I want to scream about seven hundred different things.  If we take the narration and plot at face value, and assume that all of these actions are reasonable, then Wully’s a monster, and Chirstie’s an appallingly victimized character whose life consists largely of being controlled and manipulated by men.  The point at which Wully uses forceful kisses on a rape victim to convince her to marry him was the point where I literally had the impulse to throw the book away from me in anger and disgust.  I was on the bus, though, and it is a library book, besides.  All that saved you, Able McLaughlins.

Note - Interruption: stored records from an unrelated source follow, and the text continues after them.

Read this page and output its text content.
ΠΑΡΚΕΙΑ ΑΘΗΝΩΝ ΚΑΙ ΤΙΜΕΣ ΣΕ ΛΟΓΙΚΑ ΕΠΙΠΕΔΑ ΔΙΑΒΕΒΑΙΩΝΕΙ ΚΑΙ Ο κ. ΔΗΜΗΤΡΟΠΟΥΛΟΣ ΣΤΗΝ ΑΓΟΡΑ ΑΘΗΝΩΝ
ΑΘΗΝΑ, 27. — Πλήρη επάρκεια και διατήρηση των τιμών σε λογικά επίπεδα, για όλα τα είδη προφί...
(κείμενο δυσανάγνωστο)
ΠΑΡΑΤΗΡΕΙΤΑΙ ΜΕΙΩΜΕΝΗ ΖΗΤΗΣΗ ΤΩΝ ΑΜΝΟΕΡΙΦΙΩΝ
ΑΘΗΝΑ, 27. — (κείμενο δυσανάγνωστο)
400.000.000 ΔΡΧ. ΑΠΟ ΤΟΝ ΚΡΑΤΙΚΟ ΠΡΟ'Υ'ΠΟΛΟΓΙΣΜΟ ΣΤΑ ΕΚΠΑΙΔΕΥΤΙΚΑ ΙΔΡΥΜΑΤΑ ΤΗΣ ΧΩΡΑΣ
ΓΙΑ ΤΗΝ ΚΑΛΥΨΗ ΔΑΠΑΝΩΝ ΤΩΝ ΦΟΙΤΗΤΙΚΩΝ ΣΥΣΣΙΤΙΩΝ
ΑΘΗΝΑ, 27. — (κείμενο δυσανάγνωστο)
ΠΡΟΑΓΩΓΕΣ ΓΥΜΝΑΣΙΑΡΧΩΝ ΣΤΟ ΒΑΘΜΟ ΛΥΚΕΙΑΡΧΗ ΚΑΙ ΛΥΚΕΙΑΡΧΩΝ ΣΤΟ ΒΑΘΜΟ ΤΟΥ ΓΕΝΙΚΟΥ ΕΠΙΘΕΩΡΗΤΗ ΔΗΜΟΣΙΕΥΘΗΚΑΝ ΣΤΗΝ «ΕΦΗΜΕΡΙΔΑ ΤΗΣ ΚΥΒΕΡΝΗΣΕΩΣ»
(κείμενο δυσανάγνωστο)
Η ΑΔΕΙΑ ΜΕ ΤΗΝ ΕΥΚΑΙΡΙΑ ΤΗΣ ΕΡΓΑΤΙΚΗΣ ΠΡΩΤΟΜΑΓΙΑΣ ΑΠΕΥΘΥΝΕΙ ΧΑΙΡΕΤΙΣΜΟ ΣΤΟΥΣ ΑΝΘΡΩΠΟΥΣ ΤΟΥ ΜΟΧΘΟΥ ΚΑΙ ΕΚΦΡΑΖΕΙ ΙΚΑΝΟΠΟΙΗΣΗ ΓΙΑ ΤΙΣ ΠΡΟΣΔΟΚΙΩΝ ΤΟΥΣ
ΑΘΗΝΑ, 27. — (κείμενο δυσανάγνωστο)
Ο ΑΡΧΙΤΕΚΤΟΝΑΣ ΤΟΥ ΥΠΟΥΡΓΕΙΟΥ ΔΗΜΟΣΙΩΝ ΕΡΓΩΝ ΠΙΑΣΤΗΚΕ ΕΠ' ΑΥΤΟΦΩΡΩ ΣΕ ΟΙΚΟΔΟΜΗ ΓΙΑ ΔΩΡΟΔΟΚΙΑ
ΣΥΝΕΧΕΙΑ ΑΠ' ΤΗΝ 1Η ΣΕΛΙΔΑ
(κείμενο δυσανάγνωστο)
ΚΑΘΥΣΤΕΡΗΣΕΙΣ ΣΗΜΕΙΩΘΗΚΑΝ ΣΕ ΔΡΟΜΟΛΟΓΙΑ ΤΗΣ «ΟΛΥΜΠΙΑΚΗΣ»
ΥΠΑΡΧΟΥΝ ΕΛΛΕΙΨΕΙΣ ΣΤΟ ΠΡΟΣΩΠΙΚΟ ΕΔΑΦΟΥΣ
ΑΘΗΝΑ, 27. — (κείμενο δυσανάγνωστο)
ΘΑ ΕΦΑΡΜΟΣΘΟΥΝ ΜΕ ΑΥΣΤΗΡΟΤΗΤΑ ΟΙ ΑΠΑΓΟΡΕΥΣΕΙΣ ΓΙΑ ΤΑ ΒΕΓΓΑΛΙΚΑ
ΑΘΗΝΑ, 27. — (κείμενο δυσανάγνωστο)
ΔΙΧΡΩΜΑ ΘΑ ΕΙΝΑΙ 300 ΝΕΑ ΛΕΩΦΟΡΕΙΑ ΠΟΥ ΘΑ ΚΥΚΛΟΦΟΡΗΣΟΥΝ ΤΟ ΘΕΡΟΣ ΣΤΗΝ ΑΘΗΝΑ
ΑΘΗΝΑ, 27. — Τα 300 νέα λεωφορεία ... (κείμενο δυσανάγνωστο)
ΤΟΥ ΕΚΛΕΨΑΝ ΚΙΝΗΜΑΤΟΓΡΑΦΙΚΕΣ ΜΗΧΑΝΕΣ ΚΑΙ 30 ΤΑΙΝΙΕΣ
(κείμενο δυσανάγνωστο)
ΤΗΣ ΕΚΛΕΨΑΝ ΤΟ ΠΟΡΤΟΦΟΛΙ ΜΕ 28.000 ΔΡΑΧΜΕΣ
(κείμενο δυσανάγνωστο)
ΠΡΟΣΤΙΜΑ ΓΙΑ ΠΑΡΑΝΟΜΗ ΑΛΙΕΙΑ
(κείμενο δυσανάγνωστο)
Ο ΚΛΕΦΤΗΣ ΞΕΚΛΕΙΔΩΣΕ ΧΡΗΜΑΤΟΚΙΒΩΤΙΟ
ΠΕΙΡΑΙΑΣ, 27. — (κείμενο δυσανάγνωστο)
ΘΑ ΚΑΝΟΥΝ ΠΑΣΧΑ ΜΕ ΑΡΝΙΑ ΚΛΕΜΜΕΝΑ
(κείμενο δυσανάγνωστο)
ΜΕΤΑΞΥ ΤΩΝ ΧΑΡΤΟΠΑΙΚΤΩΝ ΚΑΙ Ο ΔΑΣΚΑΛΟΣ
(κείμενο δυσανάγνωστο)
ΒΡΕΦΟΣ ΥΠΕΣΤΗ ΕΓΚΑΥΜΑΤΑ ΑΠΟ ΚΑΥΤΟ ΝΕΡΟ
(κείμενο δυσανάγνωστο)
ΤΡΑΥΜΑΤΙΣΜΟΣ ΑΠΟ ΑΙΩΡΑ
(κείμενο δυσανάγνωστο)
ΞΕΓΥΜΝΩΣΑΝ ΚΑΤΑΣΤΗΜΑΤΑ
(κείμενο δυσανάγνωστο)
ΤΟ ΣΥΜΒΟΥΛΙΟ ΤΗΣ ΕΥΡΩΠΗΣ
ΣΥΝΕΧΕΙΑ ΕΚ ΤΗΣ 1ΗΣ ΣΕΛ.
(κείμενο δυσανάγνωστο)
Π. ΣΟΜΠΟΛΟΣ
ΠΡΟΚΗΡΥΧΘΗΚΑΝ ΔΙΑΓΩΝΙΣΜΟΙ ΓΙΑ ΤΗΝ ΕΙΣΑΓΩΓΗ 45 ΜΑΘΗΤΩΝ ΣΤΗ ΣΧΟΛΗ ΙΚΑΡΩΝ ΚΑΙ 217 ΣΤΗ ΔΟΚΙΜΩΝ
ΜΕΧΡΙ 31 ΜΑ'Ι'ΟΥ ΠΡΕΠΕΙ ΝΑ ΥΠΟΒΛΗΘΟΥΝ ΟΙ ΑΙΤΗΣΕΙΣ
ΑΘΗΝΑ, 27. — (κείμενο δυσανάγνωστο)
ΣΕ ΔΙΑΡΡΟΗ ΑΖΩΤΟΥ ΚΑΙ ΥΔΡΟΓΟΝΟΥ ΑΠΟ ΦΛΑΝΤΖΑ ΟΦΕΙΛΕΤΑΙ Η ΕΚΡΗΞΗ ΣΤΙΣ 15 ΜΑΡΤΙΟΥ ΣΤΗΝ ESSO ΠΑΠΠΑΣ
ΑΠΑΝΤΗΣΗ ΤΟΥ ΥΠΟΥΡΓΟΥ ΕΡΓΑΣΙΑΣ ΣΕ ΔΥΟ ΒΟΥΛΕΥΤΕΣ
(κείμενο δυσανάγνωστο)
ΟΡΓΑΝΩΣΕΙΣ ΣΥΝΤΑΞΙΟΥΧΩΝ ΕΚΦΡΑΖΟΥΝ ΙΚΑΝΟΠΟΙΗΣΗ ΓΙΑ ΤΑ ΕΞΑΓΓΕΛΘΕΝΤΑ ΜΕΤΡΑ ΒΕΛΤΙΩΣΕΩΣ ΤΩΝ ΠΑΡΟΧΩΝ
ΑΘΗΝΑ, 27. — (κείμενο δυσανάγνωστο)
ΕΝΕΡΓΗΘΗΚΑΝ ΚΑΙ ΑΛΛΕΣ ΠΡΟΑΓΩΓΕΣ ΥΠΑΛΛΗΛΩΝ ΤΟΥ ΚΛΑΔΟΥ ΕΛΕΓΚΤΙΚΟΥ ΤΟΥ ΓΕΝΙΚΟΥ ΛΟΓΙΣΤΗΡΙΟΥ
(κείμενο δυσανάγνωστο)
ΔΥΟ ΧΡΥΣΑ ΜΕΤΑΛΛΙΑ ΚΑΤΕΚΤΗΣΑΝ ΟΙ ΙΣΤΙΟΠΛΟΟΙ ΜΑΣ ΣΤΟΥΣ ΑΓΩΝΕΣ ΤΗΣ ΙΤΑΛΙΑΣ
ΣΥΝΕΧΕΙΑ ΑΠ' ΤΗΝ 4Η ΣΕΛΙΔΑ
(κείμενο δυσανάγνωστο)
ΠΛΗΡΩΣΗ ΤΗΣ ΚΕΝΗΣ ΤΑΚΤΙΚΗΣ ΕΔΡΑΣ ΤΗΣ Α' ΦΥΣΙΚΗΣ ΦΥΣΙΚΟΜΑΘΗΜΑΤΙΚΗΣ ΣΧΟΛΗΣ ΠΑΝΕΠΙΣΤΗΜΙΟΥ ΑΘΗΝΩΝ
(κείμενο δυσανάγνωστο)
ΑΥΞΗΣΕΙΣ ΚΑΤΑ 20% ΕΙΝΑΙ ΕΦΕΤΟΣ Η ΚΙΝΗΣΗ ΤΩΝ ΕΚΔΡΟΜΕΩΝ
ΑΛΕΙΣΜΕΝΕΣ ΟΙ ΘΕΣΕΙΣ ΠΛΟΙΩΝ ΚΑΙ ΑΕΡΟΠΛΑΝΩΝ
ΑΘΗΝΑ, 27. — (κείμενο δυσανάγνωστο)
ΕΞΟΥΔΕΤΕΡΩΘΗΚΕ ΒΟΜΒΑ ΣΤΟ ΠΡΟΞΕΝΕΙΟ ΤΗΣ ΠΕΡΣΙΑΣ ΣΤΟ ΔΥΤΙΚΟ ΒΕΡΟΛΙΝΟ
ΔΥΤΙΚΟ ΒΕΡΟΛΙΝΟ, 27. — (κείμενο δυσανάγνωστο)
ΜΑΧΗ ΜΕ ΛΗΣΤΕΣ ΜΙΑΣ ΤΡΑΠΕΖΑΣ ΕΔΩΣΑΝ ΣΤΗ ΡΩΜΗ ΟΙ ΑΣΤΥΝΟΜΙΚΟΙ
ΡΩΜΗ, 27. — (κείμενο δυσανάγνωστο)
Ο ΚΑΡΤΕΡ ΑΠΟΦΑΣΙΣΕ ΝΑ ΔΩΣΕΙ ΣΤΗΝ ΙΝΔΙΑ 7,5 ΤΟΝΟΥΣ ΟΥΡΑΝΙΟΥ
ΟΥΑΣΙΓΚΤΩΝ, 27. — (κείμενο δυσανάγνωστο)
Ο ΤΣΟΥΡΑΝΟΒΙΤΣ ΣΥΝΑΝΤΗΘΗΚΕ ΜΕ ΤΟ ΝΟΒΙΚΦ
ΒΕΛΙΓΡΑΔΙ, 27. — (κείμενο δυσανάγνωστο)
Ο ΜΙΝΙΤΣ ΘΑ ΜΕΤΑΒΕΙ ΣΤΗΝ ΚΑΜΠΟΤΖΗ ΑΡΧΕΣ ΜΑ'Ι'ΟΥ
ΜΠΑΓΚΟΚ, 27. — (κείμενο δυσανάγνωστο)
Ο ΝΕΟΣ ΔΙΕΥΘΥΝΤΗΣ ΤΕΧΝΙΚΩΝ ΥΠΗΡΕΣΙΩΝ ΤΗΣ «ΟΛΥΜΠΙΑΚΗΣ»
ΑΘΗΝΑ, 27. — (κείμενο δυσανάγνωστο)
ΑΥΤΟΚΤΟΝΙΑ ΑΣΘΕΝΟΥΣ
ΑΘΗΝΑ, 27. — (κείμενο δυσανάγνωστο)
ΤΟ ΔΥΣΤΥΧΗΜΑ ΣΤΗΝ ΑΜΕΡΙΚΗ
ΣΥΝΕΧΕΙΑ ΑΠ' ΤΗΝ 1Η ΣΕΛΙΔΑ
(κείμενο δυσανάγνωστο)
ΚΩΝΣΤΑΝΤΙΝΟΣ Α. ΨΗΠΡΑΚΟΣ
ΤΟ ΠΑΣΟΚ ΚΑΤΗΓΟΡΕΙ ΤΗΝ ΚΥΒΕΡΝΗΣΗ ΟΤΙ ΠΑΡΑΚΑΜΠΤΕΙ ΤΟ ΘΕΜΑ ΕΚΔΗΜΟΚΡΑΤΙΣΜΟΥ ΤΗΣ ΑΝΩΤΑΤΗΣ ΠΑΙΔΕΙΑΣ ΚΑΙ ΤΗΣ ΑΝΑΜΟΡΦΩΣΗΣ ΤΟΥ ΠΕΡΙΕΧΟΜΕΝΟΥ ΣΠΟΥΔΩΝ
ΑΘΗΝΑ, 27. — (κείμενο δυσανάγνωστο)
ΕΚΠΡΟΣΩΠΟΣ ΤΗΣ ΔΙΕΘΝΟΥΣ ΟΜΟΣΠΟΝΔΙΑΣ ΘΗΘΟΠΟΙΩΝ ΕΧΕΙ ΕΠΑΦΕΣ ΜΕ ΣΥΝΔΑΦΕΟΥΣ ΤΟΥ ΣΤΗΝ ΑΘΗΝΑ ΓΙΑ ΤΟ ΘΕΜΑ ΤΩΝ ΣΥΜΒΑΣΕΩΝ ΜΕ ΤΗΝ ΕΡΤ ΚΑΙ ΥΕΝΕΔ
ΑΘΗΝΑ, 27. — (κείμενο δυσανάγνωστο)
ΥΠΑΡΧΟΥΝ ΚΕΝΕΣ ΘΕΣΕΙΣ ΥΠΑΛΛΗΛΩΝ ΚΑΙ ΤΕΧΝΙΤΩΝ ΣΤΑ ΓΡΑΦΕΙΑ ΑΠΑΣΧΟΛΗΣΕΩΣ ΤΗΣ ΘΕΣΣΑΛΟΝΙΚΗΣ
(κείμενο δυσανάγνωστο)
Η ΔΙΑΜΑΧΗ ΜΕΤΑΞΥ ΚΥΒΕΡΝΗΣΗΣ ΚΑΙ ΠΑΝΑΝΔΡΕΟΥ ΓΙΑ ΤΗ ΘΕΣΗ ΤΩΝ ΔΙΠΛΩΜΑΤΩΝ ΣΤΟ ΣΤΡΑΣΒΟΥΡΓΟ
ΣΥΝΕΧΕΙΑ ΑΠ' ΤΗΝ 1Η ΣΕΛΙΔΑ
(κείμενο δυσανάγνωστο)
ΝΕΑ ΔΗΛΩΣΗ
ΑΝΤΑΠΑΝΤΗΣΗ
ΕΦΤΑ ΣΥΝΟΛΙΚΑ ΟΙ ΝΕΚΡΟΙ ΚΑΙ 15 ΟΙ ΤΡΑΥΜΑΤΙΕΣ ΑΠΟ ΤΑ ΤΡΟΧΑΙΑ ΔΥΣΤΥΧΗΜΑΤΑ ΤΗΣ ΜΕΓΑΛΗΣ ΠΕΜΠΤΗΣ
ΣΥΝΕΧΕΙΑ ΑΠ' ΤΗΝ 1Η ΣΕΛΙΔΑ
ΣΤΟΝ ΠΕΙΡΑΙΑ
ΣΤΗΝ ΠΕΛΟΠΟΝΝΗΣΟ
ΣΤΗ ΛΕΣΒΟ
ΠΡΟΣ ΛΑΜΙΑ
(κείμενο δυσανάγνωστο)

But of course the narration and plot are not remotely believable.  Let us say that Chirstie was attacked, and responded (as she apparently did) by hiding from the world to the point that, when she sees the man she truly loves (allegedly) she runs away crying, and hauls out a gun, either to save him from her (a “damaged goods” mentality is all I can suppose, abhorrent as it is) or to save her from him (a passionate fear of lustful young men seems a reasonable response, under the circumstances).  Either way, when Wully comes to her house after driving off her attacker, how does she know that he has done so?  And why would it matter to her, if he had—if her attacker’s left the neighborhood, how does that affect either of the possible motives for using a shotgun to keep Wully away?  And yet she not only doesn’t get the gun, she allows Wully to sit and hold her close until morning, telling her how much he loves her and that they will marry the next day.  I ask you, in what world do these people exist?

I have other problems with flat characterization and use of language, but they really pale in comparison with my major objections voiced already.  It’s enough to make me want to skip past the rest of the novel—to say that this wasn’t what I signed up for.  But the reason (well, one of the reasons) I decided to do this was not just to read good books, but to understand my country.  If this book was award-winning in 1924, it can only be because its readers at the time didn’t react as I am.  This is when my grandmother was a small child—was this the world for women at the time?  How long did it persist (I hope to Heaven that things are different now; I believe that they are different, but how would I really know)?  I have to hold even these unpleasant moments in my mind a while, and ask myself what it means that my culture valued a story like this: even if the Pulitzers aren’t a great reflection of popular taste, they reflect the taste of some group of powerful people, and presumably a lot of people read this book.  Soon I’ll be one of them—and hopefully one of the last.  I was irked before that KCLS didn’t own a copy of the book, necessitating an Interlibrary Loan.  Now I’m kind of glad this is obscure, and I hope my request doesn’t inspire them to put a copy on the shelves somewhere: there are too many good and happy books in the world for people to have to subject themselves to this.